Your lack of success isn't your problem.
Your attitude to your PhD very much is.
If you don't fix that problem you risk hating the entire process or being broken mentally before you are done.
If you don't believe me, have a trawl through the forum and look at the state people get themselves into.

I

What i was referring to is..
A breakthrough that can be in the form of a publishable data. Not the nobel laurete kind of discovery.

T

Hey Iwan

I see where you're coming from. You really are in the early stages though, so try not to worry. You will thank your sup later for making you (or letting you) be independent from day one. That independence doesn't mean that you can't run your plans and thoughts by your supervisor - that is what they are there for (in my view at least) - to provide some guidance once you've shown initiative and made some tracks yourself (which by the sounds of it you are doing - including the mistake you made - that is part of the progress and learning, even though it feels horrible at the time).

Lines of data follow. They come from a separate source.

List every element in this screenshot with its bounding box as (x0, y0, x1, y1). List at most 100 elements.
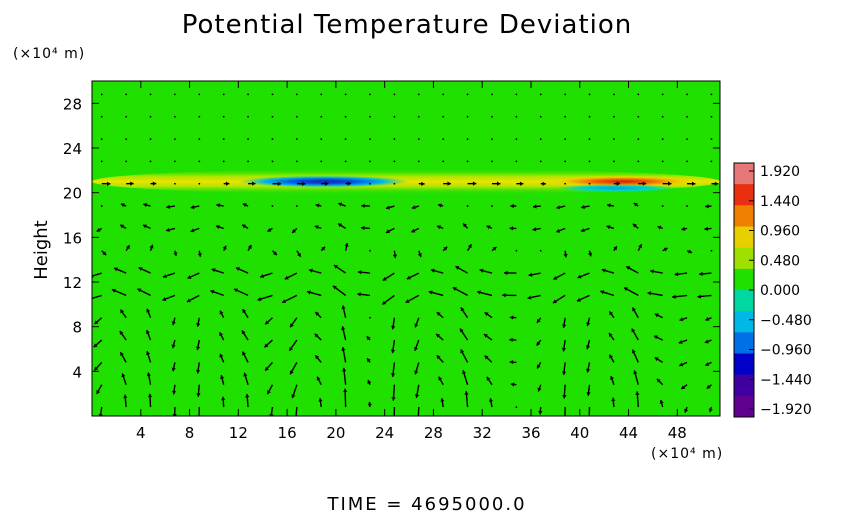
velocity-arrow (291, 384, 298, 399)
velocity-arrow (613, 138, 615, 140)
velocity-arrow (556, 205, 566, 210)
velocity-arrow (679, 317, 688, 322)
velocity-arrow (288, 339, 298, 352)
x-tick-label: 32 (473, 424, 492, 442)
velocity-arrow (295, 160, 298, 163)
temperature-field (92, 81, 720, 416)
velocity-arrow (588, 93, 591, 96)
velocity-arrow (577, 272, 590, 279)
velocity-arrow (588, 115, 591, 118)
velocity-arrow (637, 243, 643, 252)
velocity-arrow (418, 181, 425, 186)
velocity-arrow (125, 244, 131, 252)
velocity-arrow (120, 203, 127, 208)
velocity-arrow (461, 370, 469, 385)
velocity-arrow (295, 138, 298, 140)
velocity-arrow (631, 328, 639, 341)
velocity-arrow (637, 160, 640, 163)
velocity-arrow (318, 398, 323, 408)
velocity-arrow (417, 93, 420, 96)
velocity-arrow (491, 246, 497, 252)
x-axis: 4 8 12 16 20 24 28 32 36 40 44 48 (136, 81, 687, 442)
velocity-arrow (338, 202, 346, 207)
velocity-arrow (483, 333, 493, 341)
velocity-arrow (556, 227, 566, 233)
velocity-arrow (219, 331, 225, 341)
velocity-arrow (162, 272, 176, 279)
velocity-arrow (119, 330, 127, 341)
velocity-arrow (710, 138, 713, 140)
velocity-arrow (235, 267, 249, 274)
velocity-arrow (697, 294, 712, 299)
velocity-arrow (561, 362, 567, 376)
velocity-arrow (623, 286, 639, 297)
velocity-arrow (295, 93, 298, 96)
velocity-arrow (406, 272, 420, 280)
velocity-arrow (552, 294, 566, 304)
velocity-arrow (491, 93, 493, 96)
y-tick-label: 16 (63, 229, 82, 247)
velocity-arrow (344, 242, 349, 251)
velocity-arrow (149, 115, 152, 118)
velocity-arrow (417, 407, 420, 416)
velocity-arrow (186, 294, 200, 303)
velocity-arrow (686, 138, 688, 140)
velocity-arrow (704, 361, 712, 367)
velocity-arrow (539, 93, 542, 96)
velocity-arrow (681, 226, 688, 231)
velocity-arrow (686, 249, 693, 254)
velocity-arrow (195, 362, 201, 374)
velocity-arrow (662, 181, 672, 186)
velocity-arrow (586, 362, 591, 373)
velocity-arrow (216, 203, 224, 208)
velocity-arrow (93, 317, 103, 325)
velocity-arrow (606, 203, 615, 208)
velocity-arrow (166, 204, 176, 209)
velocity-arrow (113, 267, 127, 274)
velocity-arrow (633, 370, 639, 385)
velocity-arrow (532, 204, 541, 209)
velocity-arrow (222, 160, 225, 163)
velocity-arrow (588, 138, 591, 140)
velocity-arrow (198, 182, 201, 185)
velocity-arrow (613, 93, 615, 96)
velocity-arrow (281, 294, 298, 304)
velocity-arrow (659, 399, 664, 408)
velocity-arrow (706, 384, 712, 390)
velocity-arrow (296, 181, 306, 186)
velocity-arrow (320, 115, 323, 118)
velocity-arrow (633, 202, 639, 207)
colorbar-swatch (734, 184, 754, 206)
velocity-arrow (393, 138, 396, 140)
velocity-arrow (586, 384, 591, 396)
velocity-arrow (562, 384, 567, 399)
velocity-arrow (119, 351, 127, 363)
velocity-arrow (539, 138, 542, 140)
velocity-arrow (515, 249, 518, 252)
velocity-arrow (121, 373, 127, 385)
velocity-arrow (631, 349, 639, 363)
velocity-arrow (147, 393, 153, 408)
velocity-arrow (385, 205, 395, 210)
velocity-arrow (601, 268, 615, 274)
velocity-arrow (198, 160, 201, 163)
y-unit-label: (×10⁴ m) (13, 46, 86, 62)
velocity-arrow (149, 244, 154, 251)
colorbar-label: 1.440 (760, 194, 800, 210)
velocity-arrow (466, 160, 469, 163)
velocity-arrow (466, 243, 473, 252)
velocity-arrow (536, 317, 542, 324)
velocity-arrow (443, 181, 451, 186)
velocity-arrow (637, 138, 640, 140)
velocity-arrow (357, 270, 371, 275)
velocity-arrow (515, 115, 518, 118)
x-tick-label: 8 (185, 424, 195, 442)
x-tick-label: 28 (424, 424, 443, 442)
velocity-arrow (661, 115, 664, 118)
velocity-arrow (442, 246, 448, 252)
velocity-arrow (143, 202, 151, 208)
velocity-arrow (484, 355, 493, 363)
velocity-arrow (393, 160, 396, 163)
velocity-arrow (686, 160, 688, 163)
colorbar-label: 0.000 (760, 283, 800, 299)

I'm not a bio scientist so can't share closely related experience, but it took me a good while to "get into" my PhD. Some of my peers had got much further with their projects than I had by the time I finally felt like I was on track. I felt pretty peed off, demotivated, and lost for a while - but it did eventually get better (maybe half a year in). I'm very glad I persevered through all those feelings. As pm33 says, try not to compare yourself to others. Everything you're doing during this time of uncertainty will be useful later (even if it is "just" that you learnt some basic stuff and got familiar with the lab). Your breakthrough will come.